Basis Pursuit and Orthogonal Matching Pursuit for Subspace-preserving Recovery: Theoretical Analysis

Given an overcomplete dictionary $A$ and a signal $b = Ac^*$ for some sparse vector $c^*$ whose nonzero entries correspond to linearly independent columns of $A$, classical sparse signal recovery theory considers the problem of whether $c^*$ can be recovered as the unique sparsest solution to $b = A c$. It is now well-understood that such recovery is possible by practical algorithms when the dictionary $A$ is incoherent or restricted isometric. In this paper, we consider the more general case where $b$ lies in a subspace $\mathcal{S}_0$ spanned by a subset of linearly dependent columns of $A$, and the remaining columns are outside of the subspace. In this case, the sparsest representation may not be unique, and the dictionary may not be incoherent or restricted isometric. The goal is to have the representation $c$ correctly identify the subspace, i.e. the nonzero entries of $c$ should correspond to columns of $A$ that are in the subspace $\mathcal{S}_0$. Such a representation $c$ is called subspace-preserving, a key concept that has found important applications for learning low-dimensional structures in high-dimensional data. We present various geometric conditions that guarantee subspace-preserving recovery.

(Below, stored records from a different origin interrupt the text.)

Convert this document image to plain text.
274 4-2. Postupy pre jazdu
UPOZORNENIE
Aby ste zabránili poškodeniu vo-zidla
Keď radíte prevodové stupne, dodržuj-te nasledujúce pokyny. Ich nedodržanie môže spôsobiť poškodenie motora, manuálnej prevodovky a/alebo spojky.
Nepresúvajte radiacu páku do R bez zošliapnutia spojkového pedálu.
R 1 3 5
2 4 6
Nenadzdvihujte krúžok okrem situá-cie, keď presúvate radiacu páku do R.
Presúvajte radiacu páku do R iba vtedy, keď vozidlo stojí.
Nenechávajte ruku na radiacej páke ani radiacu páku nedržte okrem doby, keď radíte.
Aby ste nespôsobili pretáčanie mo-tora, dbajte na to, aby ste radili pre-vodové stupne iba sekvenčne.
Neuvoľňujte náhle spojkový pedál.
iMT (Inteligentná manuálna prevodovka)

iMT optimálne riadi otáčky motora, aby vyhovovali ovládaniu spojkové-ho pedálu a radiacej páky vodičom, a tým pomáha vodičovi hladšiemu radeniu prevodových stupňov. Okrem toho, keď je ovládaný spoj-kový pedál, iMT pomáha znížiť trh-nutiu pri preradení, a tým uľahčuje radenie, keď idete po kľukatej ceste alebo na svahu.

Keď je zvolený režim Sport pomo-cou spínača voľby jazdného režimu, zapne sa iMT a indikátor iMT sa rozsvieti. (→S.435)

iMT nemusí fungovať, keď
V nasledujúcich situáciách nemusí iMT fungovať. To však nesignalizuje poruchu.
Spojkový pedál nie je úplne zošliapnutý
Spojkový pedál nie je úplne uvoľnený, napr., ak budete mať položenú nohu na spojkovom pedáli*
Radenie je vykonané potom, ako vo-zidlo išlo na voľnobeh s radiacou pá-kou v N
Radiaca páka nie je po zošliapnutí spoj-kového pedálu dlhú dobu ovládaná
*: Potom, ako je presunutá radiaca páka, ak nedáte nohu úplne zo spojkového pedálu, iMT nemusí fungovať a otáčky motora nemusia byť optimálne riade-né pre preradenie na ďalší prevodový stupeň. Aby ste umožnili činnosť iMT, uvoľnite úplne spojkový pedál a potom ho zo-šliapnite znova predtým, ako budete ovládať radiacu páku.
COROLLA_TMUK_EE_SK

Among them, the major results are characterized by the covering radius and the angular distance, which capture the distribution of points in the subspace and the similarity between points in the subspace and points outside the subspace, respectively. Importantly, these conditions do not require the dictionary to be incoherent or restricted isometric. By establishing that the subspace-preserving recovery problem and the classical sparse signal recovery problem are equivalent under common assumptions on the latter, we show that several of our proposed conditions are generalizations of some well-known conditions in the sparse signal recovery literature.